The court reaffirmed this decision in 2003 in a case involving the University of Michigan Law School.
Most recently, in 2016 the Supreme Court ruled that the University of Texas at Austin could continue to consider the racial and ethnic backgrounds of academically qualified applicants as part of a whole-person admissions review, rejecting efforts to limit the university’s freedom and flexibility to create a diverse campus community and reaffirming previous Supreme Court decisions allowing colleges and universities to consider race as one factor in their admissions processes. Abigail Fisher, a white applicant who had not been admitted and who was subsequently recruited as the plaintiff by SFFA president Blum, argued that campus diversity can be created by alternate methods. But writing for the majority, Associate Justice Anthony Kennedy noted that “the Equal Protection Clause does not force universities to choose between a diverse student body and a reputation for academic excellence.”
“As this court has said, enrolling a diverse student body ‘promotes cross-racial understanding, helps to break down racial stereotypes, and enables students to better understand persons of different races,’” Kennedy wrote, quoting a decision in an earlier case. “Equally important, ‘student body diversity promotes learning outcomes, and better prepares students for an increasingly diverse workforce and society.’”
What’s at stake
Assessing the 2016 ruling, Tomiko Brown-Nagin, incoming dean of the Radcliffe Institute for Advanced Study and Daniel P.S. Paul Professor of Constitutional Law at Harvard Law School, said, “Once again you had a decision upholding a state’s interest in pursuing educational diversity, and upholding the limited use of holistic admissions.” Yet given the narrow way in which the court has tailored previous rulings, Brown-Nagin added that colleges and universities “certainly should be aware that they need to not only endorse the educational benefits of diversity but show that the way in which they are implementing their mission is consistent with the law, that it’s fair, and that applicants are not being denied opportunities based on race.”
Brown-Nagin said it’s too early to tell if the current case will end up before the Supreme Court.

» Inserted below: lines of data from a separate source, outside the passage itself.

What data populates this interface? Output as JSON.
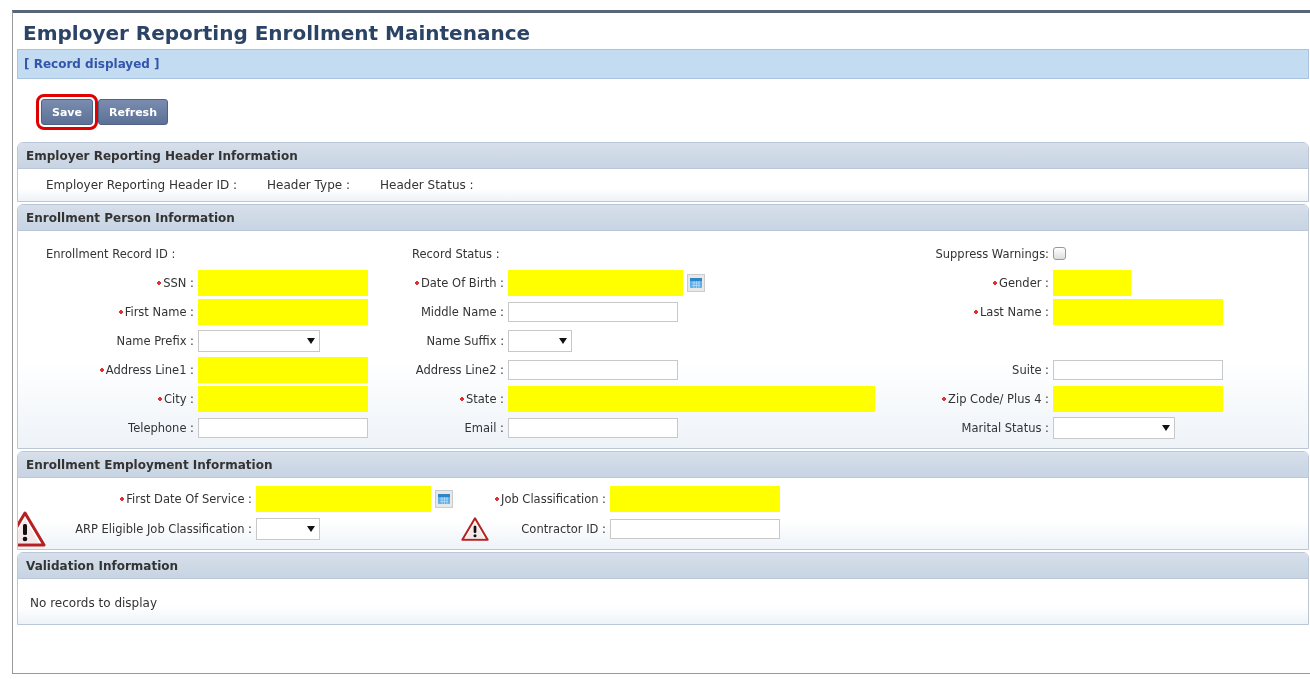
{
  "title": "Employer Reporting Enrollment Maintenance",
  "status_message": "[ Record displayed ]",
  "buttons": [
    {
      "label": "Save",
      "highlighted": true
    },
    {
      "label": "Refresh",
      "highlighted": false
    }
  ],
  "sections": [
    {
      "title": "Employer Reporting Header Information",
      "kind": "inline",
      "items": [
        {
          "label": "Employer Reporting Header ID :"
        },
        {
          "label": "Header Type :"
        },
        {
          "label": "Header Status :"
        }
      ]
    },
    {
      "title": "Enrollment Person Information",
      "kind": "grid",
      "rows": [
        [
          {
            "label": "Enrollment Record ID :",
            "kind": "display"
          },
          {
            "label": "Record Status :",
            "kind": "display"
          },
          {
            "label": "Suppress Warnings:",
            "kind": "checkbox",
            "checked": false
          }
        ],
        [
          {
            "label": "SSN :",
            "kind": "text",
            "required": true,
            "redacted": true
          },
          {
            "label": "Date Of Birth :",
            "kind": "date",
            "required": true,
            "redacted": true
          },
          {
            "label": "Gender :",
            "kind": "short",
            "required": true,
            "redacted": true
          }
        ],
        [
          {
            "label": "First Name :",
            "kind": "text",
            "required": true,
            "redacted": true
          },
          {
            "label": "Middle Name :",
            "kind": "text",
            "required": false,
            "redacted": false
          },
          {
            "label": "Last Name :",
            "kind": "text",
            "required": true,
            "redacted": true
          }
        ],
        [
          {
            "label": "Name Prefix :",
            "kind": "select",
            "required": false
          },
          {
            "label": "Name Suffix :",
            "kind": "select-small",
            "required": false
          },
          null
        ],
        [
          {
            "label": "Address Line1 :",
            "kind": "text",
            "required": true,
            "redacted": true
          },
          {
            "label": "Address Line2 :",
            "kind": "text",
            "required": false,
            "redacted": false
          },
          {
            "label": "Suite :",
            "kind": "text",
            "required": false,
            "redacted": false
          }
        ],
        [
          {
            "label": "City :",
            "kind": "text",
            "required": true,
            "redacted": true
          },
          {
            "label": "State :",
            "kind": "wide",
            "required": true,
            "redacted": true
          },
          {
            "label": "Zip Code/ Plus 4 :",
            "kind": "text",
            "required": true,
            "redacted": true
          }
        ],
        [
          {
            "label": "Telephone :",
            "kind": "text",
            "required": false,
            "redacted": false
          },
          {
            "label": "Email :",
            "kind": "text",
            "required": false,
            "redacted": false
          },
          {
            "label": "Marital Status :",
            "kind": "select",
            "required": false
          }
        ]
      ]
    },
    {
      "title": "Enrollment Employment Information",
      "kind": "employment",
      "rows": [
        [
          {
            "label": "First Date Of Service :",
            "kind": "date",
            "required": true,
            "redacted": true,
            "warning": false
          },
          {
            "label": "Job Classification :",
            "kind": "text",
            "required": true,
            "redacted": true,
            "warning": false
          }
        ],
        [
          {
            "label": "ARP Eligible Job Classification :",
            "kind": "select-small",
            "required": false,
            "warning": true
          },
          {
            "label": "Contractor ID :",
            "kind": "text",
            "required": false,
            "redacted": false,
            "warning": true
          }
        ]
      ]
    },
    {
      "title": "Validation Information",
      "kind": "message",
      "text": "No records to display"
    }
  ]
}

If it were to be heard by the current justices, she thinks a ruling could depend on Kennedy, who has supported competing arguments in past cases involving race-conscious admissions. “It really will turn on Justice Kennedy,” said Brown-Nagin, “and what he’s thinking about these issues now.”
But such cases can take years to reach the high court, and if Kennedy were no longer on the bench when the case was heard, how the court might rule would be far less clear, Brown-Nagin said.
In addition to the SFFA lawsuit, the Trump administration recently opened a separate investigation into the role of race in Harvard’s admissions practices. In the spring of 2015, a group lodged a complaint against Harvard with the departments of Education and Justice regarding its use of race as a factor in its admissions. The Department of Education dismissed the case later that year. But in late 2017, the Department of Justice, led by Attorney General Jeff Sessions, resurrected the complaint and opened an investigation.